Division of Oncology/Unit of Urology, URI, IRCCS Ospedale San Raffaele, Milan, Italy.
Cancer Prognostics and Health Outcomes Unit, University of Montreal Health Centre, Montreal, Quebec, Canada.
Eur Urol. 2015 Feb;67(2):212-9. doi: 10.1016/j.eururo.2014.05.011. Epub 2014 Jun 2.
The role of extended pelvic lymph node dissection (ePLND) in treating prostate cancer (PCa) patients with lymph node invasion (LNI) remains controversial.
The relationship between the number of removed lymph nodes (RLNs) and cancer-specific mortality (CSM) was tested in patients with LNI.
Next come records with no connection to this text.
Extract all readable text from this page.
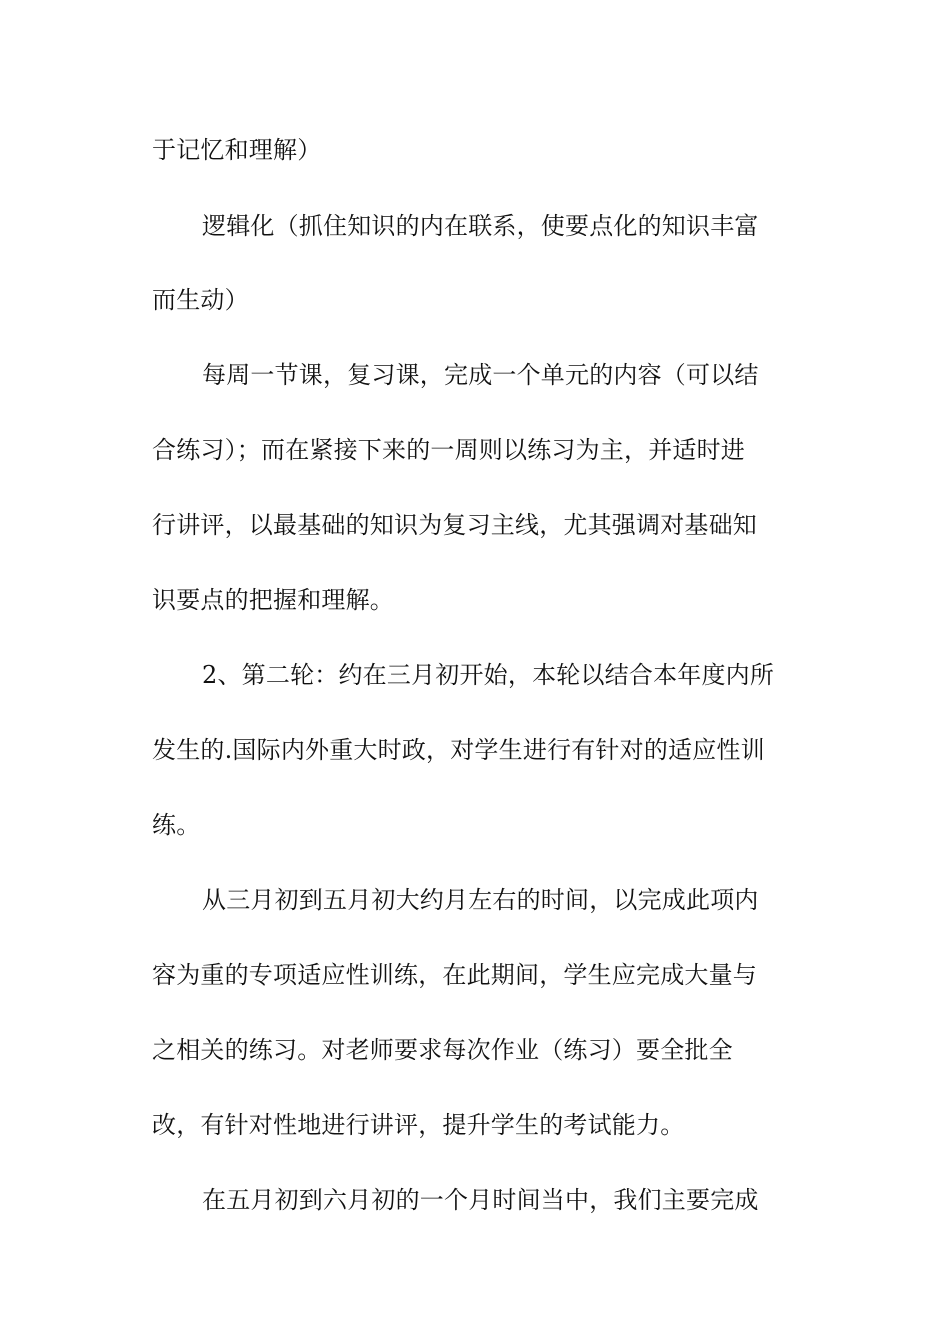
于记忆和理解）
逻辑化（抓住知识的内在联系，使要点化的知识丰富
而生动）
每周一节课，复习课，完成一个单元的内容（可以结
合练习）；而在紧接下来的一周则以练习为主，并适时进
行讲评，以最基础的知识为复习主线，尤其强调对基础知
识要点的把握和理解。
2、第二轮：约在三月初开始，本轮以结合本年度内所
发生的.国际内外重大时政，对学生进行有针对的适应性训
练。
从三月初到五月初大约月左右的时间，以完成此项内
容为重的专项适应性训练，在此期间，学生应完成大量与
之相关的练习。对老师要求每次作业（练习）要全批全
改，有针对性地进行讲评，提升学生的考试能力。
在五月初到六月初的一个月时间当中，我们主要完成
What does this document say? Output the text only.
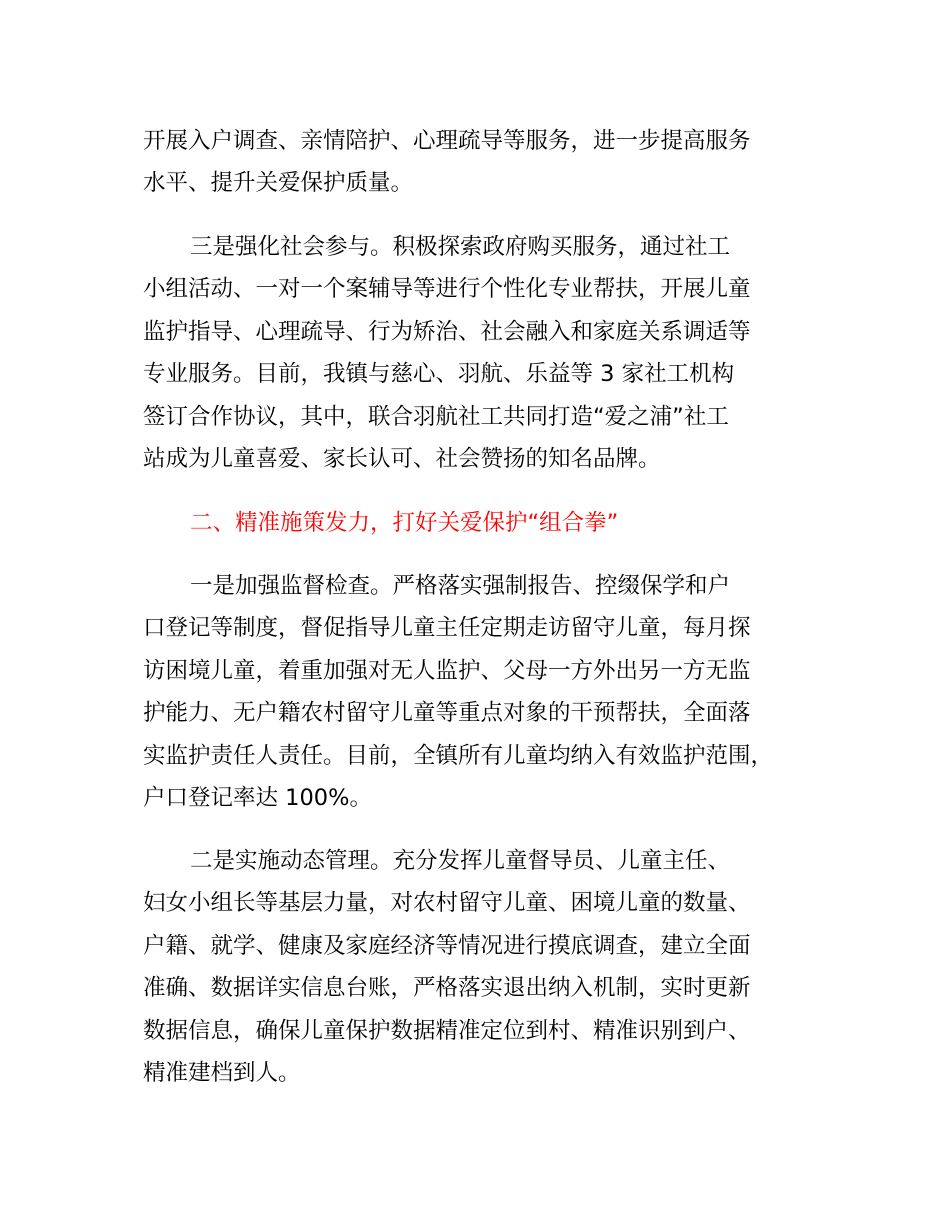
开展入户调查、亲情陪护、心理疏导等服务，进一步提高服务
水平、提升关爱保护质量。
三是强化社会参与。积极探索政府购买服务，通过社工
小组活动、一对一个案辅导等进行个性化专业帮扶，开展儿童
监护指导、心理疏导、行为矫治、社会融入和家庭关系调适等
专业服务。目前，我镇与慈心、羽航、乐益等 3 家社工机构
签订合作协议，其中，联合羽航社工共同打造“爱之浦”社工
站成为儿童喜爱、家长认可、社会赞扬的知名品牌。
二、精准施策发力，打好关爱保护“组合拳”
一是加强监督检查。严格落实强制报告、控缀保学和户
口登记等制度，督促指导儿童主任定期走访留守儿童，每月探
访困境儿童，着重加强对无人监护、父母一方外出另一方无监
护能力、无户籍农村留守儿童等重点对象的干预帮扶，全面落
实监护责任人责任。目前，全镇所有儿童均纳入有效监护范围，
户口登记率达 100%。
二是实施动态管理。充分发挥儿童督导员、儿童主任、
妇女小组长等基层力量，对农村留守儿童、困境儿童的数量、
户籍、就学、健康及家庭经济等情况进行摸底调查，建立全面
准确、数据详实信息台账，严格落实退出纳入机制，实时更新
数据信息，确保儿童保护数据精准定位到村、精准识别到户、
精准建档到人。
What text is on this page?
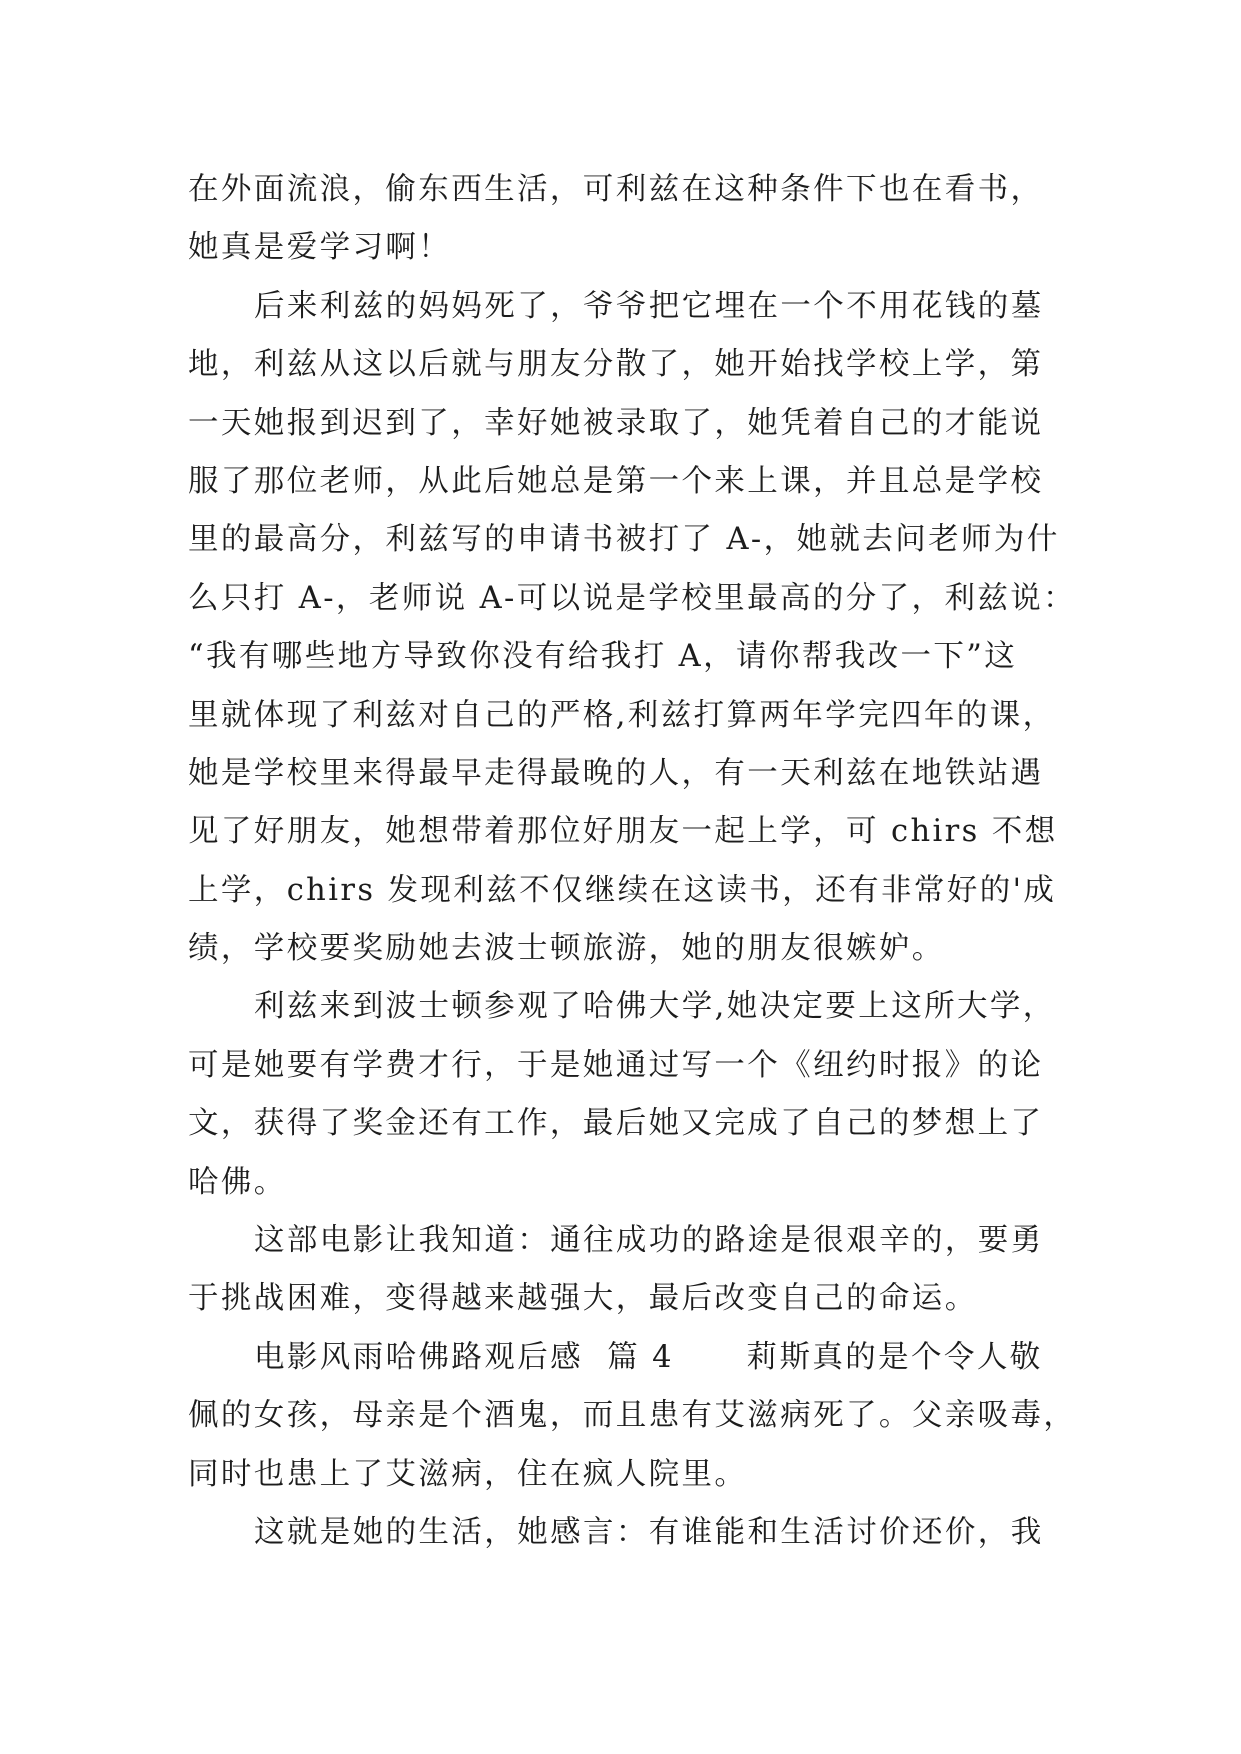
在外面流浪，偷东西生活，可利兹在这种条件下也在看书，
她真是爱学习啊！
后来利兹的妈妈死了，爷爷把它埋在一个不用花钱的墓
地，利兹从这以后就与朋友分散了，她开始找学校上学，第
一天她报到迟到了，幸好她被录取了，她凭着自己的才能说
服了那位老师，从此后她总是第一个来上课，并且总是学校
里的最高分，利兹写的申请书被打了 A-，她就去问老师为什
么只打 A-，老师说 A-可以说是学校里最高的分了，利兹说：
“我有哪些地方导致你没有给我打 A，请你帮我改一下”这
里就体现了利兹对自己的严格,利兹打算两年学完四年的课，
她是学校里来得最早走得最晚的人，有一天利兹在地铁站遇
见了好朋友，她想带着那位好朋友一起上学，可 chirs 不想
上学，chirs 发现利兹不仅继续在这读书，还有非常好的'成
绩，学校要奖励她去波士顿旅游，她的朋友很嫉妒。
利兹来到波士顿参观了哈佛大学,她决定要上这所大学，
可是她要有学费才行，于是她通过写一个《纽约时报》的论
文，获得了奖金还有工作，最后她又完成了自己的梦想上了
哈佛。
这部电影让我知道：通往成功的路途是很艰辛的，要勇
于挑战困难，变得越来越强大，最后改变自己的命运。
电影风雨哈佛路观后感  篇 4      莉斯真的是个令人敬
佩的女孩，母亲是个酒鬼，而且患有艾滋病死了。父亲吸毒，
同时也患上了艾滋病，住在疯人院里。
这就是她的生活，她感言：有谁能和生活讨价还价，我
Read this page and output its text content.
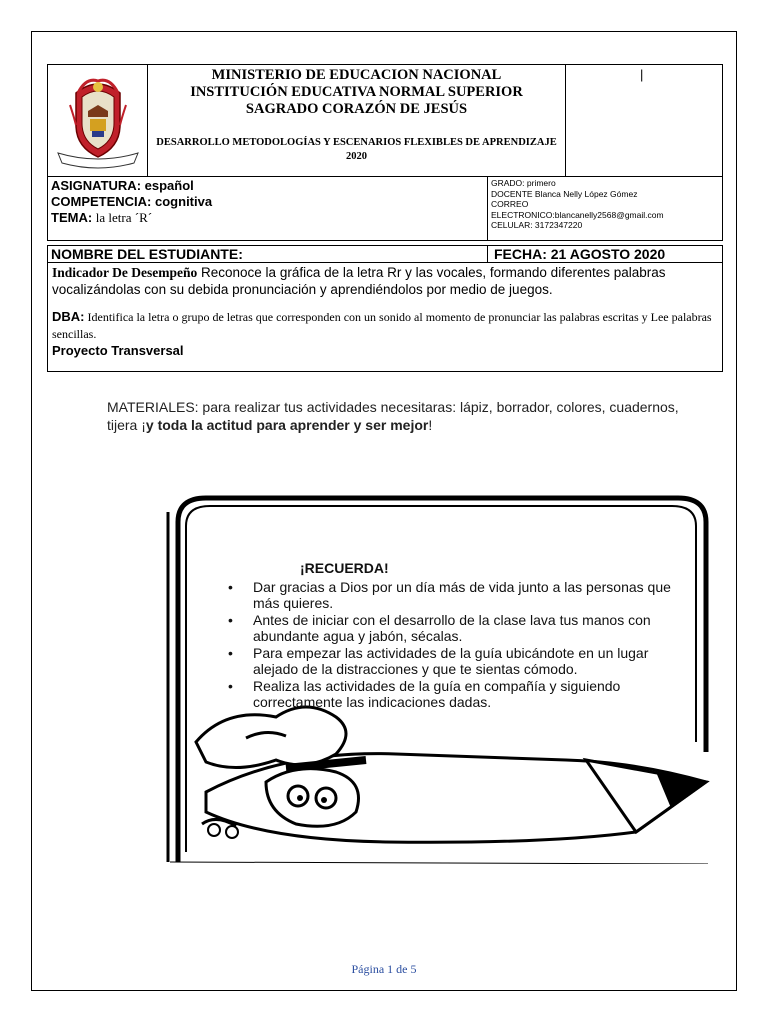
MINISTERIO DE EDUCACION NACIONAL
INSTITUCIÓN EDUCATIVA NORMAL SUPERIOR
SAGRADO CORAZÓN DE JESÚS
DESARROLLO METODOLOGÍAS Y ESCENARIOS FLEXIBLES DE APRENDIZAJE 2020
|
ASIGNATURA: español
COMPETENCIA: cognitiva
TEMA: la letra ´R´
GRADO: primero
DOCENTE Blanca Nelly López Gómez
CORREO
ELECTRONICO:blancanelly2568@gmail.com
CELULAR: 3172347220
NOMBRE DEL ESTUDIANTE:	FECHA: 21 AGOSTO 2020
Indicador De Desempeño Reconoce la gráfica de la letra Rr y las vocales, formando diferentes palabras vocalizándolas con su debida pronunciación y aprendiéndolos por medio de juegos.
DBA: Identifica la letra o grupo de letras que corresponden con un sonido al momento de pronunciar las palabras escritas y Lee palabras sencillas.
Proyecto Transversal
MATERIALES: para realizar tus actividades necesitaras: lápiz, borrador, colores, cuadernos, tijera ¡y toda la actitud para aprender y ser mejor!
¡RECUERDA!
• Dar gracias a Dios por un día más de vida junto a las personas que más quieres.
• Antes de iniciar con el desarrollo de la clase lava tus manos con abundante agua y jabón, sécalas.
• Para empezar las actividades de la guía ubicándote en un lugar alejado de la distracciones y que te sientas cómodo.
• Realiza las actividades de la guía en compañía y siguiendo correctamente las indicaciones dadas.
Página 1 de 5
DESIGN, SETTING, AND PARTICIPANTS: We examined data of 315 pN1 PCa patients treated with radical prostatectomy (RP) and anatomically ePLND between 2000 and 2012 at one tertiary care centre. All patients received adjuvant hormonal therapy with or without adjuvant radiotherapy (aRT).
Univariable and multivariable Cox regression analyses tested the relationship between RLN number and CSM rate, after adjusting to all available covariates. Survival estimates were based on the multivariable model; patients were stratified according to RLN number using points of maximum separation.
The average number of RLNs was 20.8 (median: 19; interquartile range: 14-25). Mean and median follow-up were 63.1 and 54 mo, respectively. At 10-yr, the CSM-free survival rate was 74.7%, 85.9%, 92.4%, 96.0%, and 97.9% for patients with 8, 17, 26, 36, and 45 RLNs, respectively. By multivariable analyses, the number of RLNs independently predicted lower CSM rate (hazard ratio [HR]: 0.93; p=0.02). Other predictors of CSM were Gleason score 8-10 (HR: 3.3), number of positive nodes (HR: 1.2), and aRT treatment (HR: 0.26; all p ≤ 0.006). The study is limited by its retrospective nature.
In PCa patients with LNI, the removal of a higher number of LNs during RP was associated with improvement in cancer-specific survival rate. This implies that ePLND should be considered in all patients with a significant preoperative risk of harbouring LNI.
We found that removing more lymph nodes during prostate cancer surgery can significantly improve cancer-specific survival in patients with lymph node invasion.
在有淋巴结侵犯(LNI)的前列腺癌(PCa)患者中,扩大盆腔淋巴结清扫术(ePLND)的作用仍存在争议。
本研究旨在检测 LNI 患者中清扫淋巴结数目(RLNs)与癌症特异性死亡率(CSM)之间的关系。
设计、地点和参与者:我们分析了 2000 年至 2012 年在一家三级医疗中心接受根治性前列腺切除术(RP)和解剖性 ePLND 的 315 例 pN1 PCa 患者的数据。所有患者均接受辅助激素治疗,联合或不联合辅助放疗(aRT)。
单变量和多变量 Cox 回归分析调整了所有可用协变量后,检测 RLN 数量与 CSM 率之间的关系。生存估计基于多变量模型;根据 RLN 数量进行分层,使用最大分离点。
平均 RLN 数为 20.8(中位数:19;四分位距:14-25)。平均和中位随访时间分别为 63.1 和 54 个月。在 10 年时,8、17、26、36 和 45 RLN 患者的 CSM 无复发生存率分别为 74.7%、85.9%、92.4%、96.0%和 97.9%。多变量分析显示,RLN 数量独立预测较低的 CSM 率(风险比[HR]:0.93;p=0.02)。CSM 的其他预测因素包括 Gleason 评分 8-10(HR:3.3)、阳性淋巴结数量(HR:1.2)和 aRT 治疗(HR:0.26;均 p≤0.006)。该研究的局限性在于其回顾性。
在有 LNI 的 PCa 患者中,RP 时切除更多的淋巴结与 CSM 率的提高相关。这意味着应考虑对术前有明显 LNI 风险的所有患者进行 ePLND。
我们发现,在前列腺癌手术中切除更多的淋巴结可以显著提高有淋巴结侵犯的患者的癌症特异性生存率。